No entanto, nem tudo é tão claro. “A política no topo não pode deixar de ser refletida na política nos níveis mais baixos”, sugere Aleksey Stepanov. – Uma pessoa pode dizer que não está interessada em política, enquanto será incluída em quais ordens existem, por exemplo, na escola onde seu filho estuda.

Estou convencido de que cada um de nós está envolvido no que está acontecendo. Se a política é um “lixo”, então o que estamos fazendo com isso? Podemos limpar o lugar ao nosso redor e começar a cultivar um canteiro de flores. Podemos jogar lixo, admirando os canteiros de outras pessoas.

Se você é um fumante, fumando em uma plataforma, está apoiando a ilegalidade e os padrões duplos. Não importa se estamos interessados ​​na alta política. Mas se ao mesmo tempo financiarmos um centro de prevenção da violência doméstica, definitivamente participamos da vida política”.

“E, finalmente, muitos fenômenos psicológicos já se fazem sentir no nível microssocial”, continua o psicoterapeuta. – A criança está interessada na política familiar seguida pelo seu casal parental?
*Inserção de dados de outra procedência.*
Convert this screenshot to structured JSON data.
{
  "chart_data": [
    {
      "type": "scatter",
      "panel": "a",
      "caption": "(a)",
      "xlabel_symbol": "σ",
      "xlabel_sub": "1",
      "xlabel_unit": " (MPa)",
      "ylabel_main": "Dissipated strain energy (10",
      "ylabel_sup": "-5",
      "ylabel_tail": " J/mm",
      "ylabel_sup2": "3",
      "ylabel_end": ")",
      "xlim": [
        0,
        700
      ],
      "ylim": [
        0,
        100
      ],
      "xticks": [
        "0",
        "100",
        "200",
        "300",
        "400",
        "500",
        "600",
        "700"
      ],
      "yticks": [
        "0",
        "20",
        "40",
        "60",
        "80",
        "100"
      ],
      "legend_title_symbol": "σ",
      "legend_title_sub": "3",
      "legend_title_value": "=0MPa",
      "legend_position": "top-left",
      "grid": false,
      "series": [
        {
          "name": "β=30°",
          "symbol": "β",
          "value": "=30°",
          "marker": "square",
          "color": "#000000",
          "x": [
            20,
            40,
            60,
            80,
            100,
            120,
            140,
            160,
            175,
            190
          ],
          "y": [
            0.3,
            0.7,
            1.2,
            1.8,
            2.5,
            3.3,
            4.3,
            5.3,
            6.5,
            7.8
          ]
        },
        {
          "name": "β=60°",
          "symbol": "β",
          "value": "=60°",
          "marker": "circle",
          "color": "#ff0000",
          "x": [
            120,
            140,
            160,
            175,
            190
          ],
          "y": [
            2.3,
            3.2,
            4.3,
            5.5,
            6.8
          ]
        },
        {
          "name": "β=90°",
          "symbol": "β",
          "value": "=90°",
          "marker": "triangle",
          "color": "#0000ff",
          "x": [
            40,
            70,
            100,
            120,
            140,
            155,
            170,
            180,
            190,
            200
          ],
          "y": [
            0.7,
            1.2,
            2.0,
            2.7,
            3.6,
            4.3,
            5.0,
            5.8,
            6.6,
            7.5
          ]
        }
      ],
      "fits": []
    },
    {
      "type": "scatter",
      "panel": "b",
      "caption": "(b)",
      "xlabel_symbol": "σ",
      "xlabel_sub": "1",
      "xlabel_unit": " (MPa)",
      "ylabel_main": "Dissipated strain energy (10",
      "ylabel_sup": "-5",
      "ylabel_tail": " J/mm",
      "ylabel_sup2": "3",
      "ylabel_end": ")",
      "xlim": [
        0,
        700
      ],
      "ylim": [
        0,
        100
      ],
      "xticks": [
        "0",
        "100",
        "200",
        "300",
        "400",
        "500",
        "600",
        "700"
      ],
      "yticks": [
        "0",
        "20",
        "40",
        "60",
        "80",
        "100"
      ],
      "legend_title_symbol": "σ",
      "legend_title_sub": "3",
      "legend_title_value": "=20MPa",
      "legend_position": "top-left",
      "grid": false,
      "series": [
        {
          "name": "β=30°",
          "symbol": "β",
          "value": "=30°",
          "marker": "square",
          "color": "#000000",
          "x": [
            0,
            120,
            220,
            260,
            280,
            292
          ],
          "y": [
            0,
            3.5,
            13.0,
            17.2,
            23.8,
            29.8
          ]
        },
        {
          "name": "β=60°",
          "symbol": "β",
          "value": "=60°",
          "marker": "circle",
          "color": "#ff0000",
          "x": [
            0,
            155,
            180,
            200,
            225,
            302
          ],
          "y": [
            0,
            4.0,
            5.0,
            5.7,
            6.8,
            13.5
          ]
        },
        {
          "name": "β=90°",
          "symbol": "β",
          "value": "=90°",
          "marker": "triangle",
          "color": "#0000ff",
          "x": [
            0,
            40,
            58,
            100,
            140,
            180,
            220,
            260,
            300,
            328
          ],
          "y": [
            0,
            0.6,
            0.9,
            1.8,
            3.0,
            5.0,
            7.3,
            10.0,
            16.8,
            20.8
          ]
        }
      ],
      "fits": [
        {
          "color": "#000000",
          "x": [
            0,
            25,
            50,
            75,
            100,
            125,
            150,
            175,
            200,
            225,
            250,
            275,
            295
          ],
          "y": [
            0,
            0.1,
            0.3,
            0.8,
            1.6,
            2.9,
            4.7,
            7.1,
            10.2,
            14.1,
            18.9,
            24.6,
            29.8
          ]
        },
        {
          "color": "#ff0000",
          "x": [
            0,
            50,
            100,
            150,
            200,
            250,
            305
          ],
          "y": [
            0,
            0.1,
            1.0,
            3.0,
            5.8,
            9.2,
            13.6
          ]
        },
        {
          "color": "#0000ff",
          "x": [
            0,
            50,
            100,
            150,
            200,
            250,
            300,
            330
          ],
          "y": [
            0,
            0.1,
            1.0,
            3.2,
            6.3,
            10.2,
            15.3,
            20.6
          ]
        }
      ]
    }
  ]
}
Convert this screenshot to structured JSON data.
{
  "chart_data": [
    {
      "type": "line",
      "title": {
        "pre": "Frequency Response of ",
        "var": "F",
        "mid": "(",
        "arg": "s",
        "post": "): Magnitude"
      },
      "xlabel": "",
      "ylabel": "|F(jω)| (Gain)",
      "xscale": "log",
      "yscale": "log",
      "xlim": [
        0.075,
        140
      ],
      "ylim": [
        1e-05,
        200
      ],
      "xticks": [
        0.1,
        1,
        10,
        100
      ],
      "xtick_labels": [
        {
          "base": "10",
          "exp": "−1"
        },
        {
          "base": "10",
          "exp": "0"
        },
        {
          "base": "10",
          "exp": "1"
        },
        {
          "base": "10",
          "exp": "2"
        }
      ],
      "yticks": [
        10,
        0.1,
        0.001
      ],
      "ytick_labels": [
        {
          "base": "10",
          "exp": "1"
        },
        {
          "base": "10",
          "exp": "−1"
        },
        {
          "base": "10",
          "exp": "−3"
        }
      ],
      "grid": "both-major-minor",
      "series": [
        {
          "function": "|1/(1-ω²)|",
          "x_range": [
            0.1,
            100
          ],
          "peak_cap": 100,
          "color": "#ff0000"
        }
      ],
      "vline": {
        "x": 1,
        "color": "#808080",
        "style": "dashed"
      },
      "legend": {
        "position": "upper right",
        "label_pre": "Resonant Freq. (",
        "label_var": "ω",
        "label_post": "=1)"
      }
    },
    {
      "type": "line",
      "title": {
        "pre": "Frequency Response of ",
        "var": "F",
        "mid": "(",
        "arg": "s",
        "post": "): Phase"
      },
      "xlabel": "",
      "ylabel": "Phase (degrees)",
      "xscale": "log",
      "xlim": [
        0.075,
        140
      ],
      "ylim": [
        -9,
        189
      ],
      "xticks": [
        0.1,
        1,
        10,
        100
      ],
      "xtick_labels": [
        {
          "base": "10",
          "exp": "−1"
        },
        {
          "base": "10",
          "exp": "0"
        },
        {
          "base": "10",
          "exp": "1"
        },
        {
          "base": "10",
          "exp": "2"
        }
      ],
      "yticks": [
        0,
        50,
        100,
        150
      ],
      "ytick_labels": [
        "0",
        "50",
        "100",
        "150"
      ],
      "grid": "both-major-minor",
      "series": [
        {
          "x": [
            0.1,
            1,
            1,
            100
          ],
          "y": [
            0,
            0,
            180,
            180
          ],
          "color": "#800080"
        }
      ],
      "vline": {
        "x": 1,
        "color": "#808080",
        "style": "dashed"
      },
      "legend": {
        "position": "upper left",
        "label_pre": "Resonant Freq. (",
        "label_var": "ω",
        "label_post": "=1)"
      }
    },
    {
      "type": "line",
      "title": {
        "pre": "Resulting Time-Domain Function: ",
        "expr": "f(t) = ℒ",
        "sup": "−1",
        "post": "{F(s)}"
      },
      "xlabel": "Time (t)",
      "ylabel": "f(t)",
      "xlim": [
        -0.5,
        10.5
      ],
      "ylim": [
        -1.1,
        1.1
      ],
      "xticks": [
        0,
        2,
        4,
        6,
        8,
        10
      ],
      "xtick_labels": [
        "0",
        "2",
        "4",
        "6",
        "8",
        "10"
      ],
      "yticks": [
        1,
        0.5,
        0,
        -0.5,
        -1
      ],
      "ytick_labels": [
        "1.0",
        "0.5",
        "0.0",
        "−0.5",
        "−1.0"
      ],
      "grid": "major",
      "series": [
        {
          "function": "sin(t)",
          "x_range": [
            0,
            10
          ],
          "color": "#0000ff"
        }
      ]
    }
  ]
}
Ele quer influenciá-la? Pode? Provavelmente, as respostas serão diferentes dependendo da idade da criança e de como exatamente os pais se comportam.

O garoto obedecerá à ordem familiar e o adolescente poderá discutir com ele. Na esfera política, a ideia de transferência como mecanismo psicológico é bem manifestada. Cada um de nós é influenciado pela experiência de comunicação com figuras significativas – pai e mãe. Isso influencia nossa atitude em relação ao estado, à pátria e ao governante.”